Competition in world markets is expected to intensify as Brazil is currently projected to produce record corn and soybean crops for 2022-23.
Joana Colussi, postdoctoral research associate at the University of Illinois who serves on the farmdoc team there, reported crop production in her home country of Brazil could increase to record levels of 5.6 billion bushels of beans and 4.9 billion bushels of corn.
If realized, Brazilian corn output for 2022-23 would be up 12% from the previous year, with a portion of the additional bushels likely headed to the export market.
“The weather situation so far has been favorable conditions for most regions,” Colussi said at the Illinois Farm Economics Summit in Peoria. “There’s been moderate to severe drought in the south, but expectations so far are for good yields.”
In 2022, Brazil exported a record amount of corn, 44 million metric tons (mmt) or 1.73 billion bushels. And those sales could swell to 50 mmt (or 1.96 billion bushels) this year.
“China signed an agreement with Brazil to import corn. Those shipments started in November,” Colussi said.
If the pace of corn production and exports continues to grow in Brazil, could it possibly surpass the U.S. as the world’s top exporter? Colussi believes it’s possible.
“Brazil could surpass the U.S. in corn exports sometime between 2024 and 2026,” she said. “We’ll see. There are many factors at play.”
USDA’s November forecast pegged all U.S. ag exports at $190 billion for fiscal year 2023, down $3.5 billion from its August estimate.
Grain and feed exports are projected to decrease by $300 million to $46.2 billion in 2023. And, USDA reduced its estimate of U.S. corn exports by 150 million bushels to 1.92 billion as of Jan. 12, reflecting the slowest pace of sales since 2019-20.
Meanwhile, U.S. ag imports are projected to grow to $199 billion this year, driven by higher imports of horticultural products, sugar, tropical products and grain and feed.
“A strong dollar, while a headwind to the export forecast, is partially responsible for the higher import demand,” USDA noted.
However, there could be an opening for the U.S. to export more corn in the months ahead before Brazil harvests its second-crop corn, safrinha. That’s not the case with soybeans, though, as Brazilian beans should start hitting the market next month.
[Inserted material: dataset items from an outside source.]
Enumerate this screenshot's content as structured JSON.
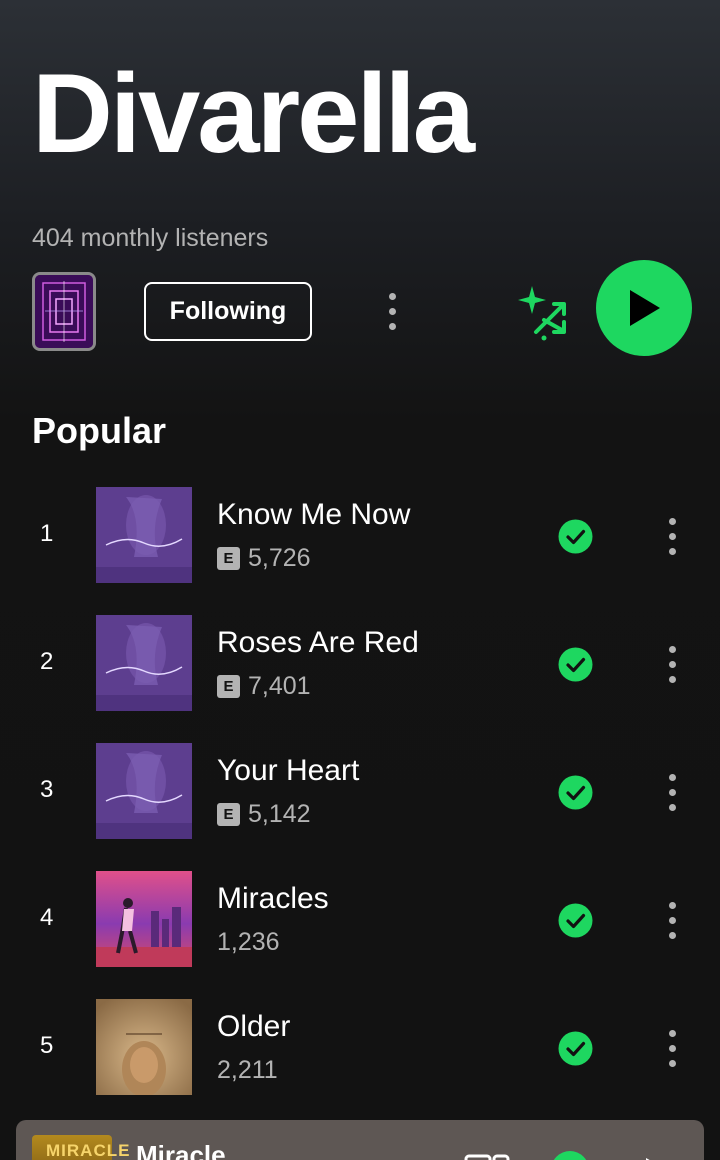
{
  "artist": {
    "name": "Divarella",
    "monthly_listeners": "404 monthly listeners",
    "following_label": "Following"
  },
  "popular": {
    "title": "Popular",
    "tracks": [
      {
        "rank": "1",
        "title": "Know Me Now",
        "plays": "5,726",
        "explicit": true
      },
      {
        "rank": "2",
        "title": "Roses Are Red",
        "plays": "7,401",
        "explicit": true
      },
      {
        "rank": "3",
        "title": "Your Heart",
        "plays": "5,142",
        "explicit": true
      },
      {
        "rank": "4",
        "title": "Miracles",
        "plays": "1,236",
        "explicit": false
      },
      {
        "rank": "5",
        "title": "Older",
        "plays": "2,211",
        "explicit": false
      }
    ],
    "explicit_badge": "E"
  },
  "now_playing": {
    "title": "Miracle",
    "cover_text": "MIRACLE"
  },
  "icons": {
    "more": "more-vert-icon",
    "smart_shuffle": "smart-shuffle-icon",
    "play": "play-icon",
    "saved": "check-circle-icon",
    "devices": "devices-icon"
  },
  "colors": {
    "accent": "#1ed760",
    "background": "#121212",
    "secondary_text": "#b3b3b3",
    "mini_player": "#5e5754"
  }
}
USDA lowered its soybean export forecast for the U.S. by 55 million bushels as of Jan. 12 to 2 billion bushels.
“The U.S. should have an opportunity to sell more corn before Brazil’s safrinha harvest in July,” Colussi said.
Double and triple-cropping adds about 66 million acres worth of crop production in Brazil each year.
Elsewhere, the crop outlook in Argentina isn’t as rosy. With 85% of corn and 90% of soybeans planted as of Jan. 5, the majority of beans (70%) went into the ground outside of the period to maximize yields due to weather-related planting delays.
“Drought conditions made it difficult to plant early,” Colussi said. “It’s a third consecutive La Nina year, which usually creates a hotter and drier summer in Argentina.”
And, the August through December timeframe the past three years there has been the driest in more than 30 years.
Crop output subsequently is projected to decline by 45% for wheat and 15% for corn in Argentina for 2022-23.
USDA’s latest estimates released Jan. 12 pegged the Argentine soy crop at 45.5 mmt, down 4 million from the previous estimate, while the Brazilian soy crop increased a million to 153 mmt.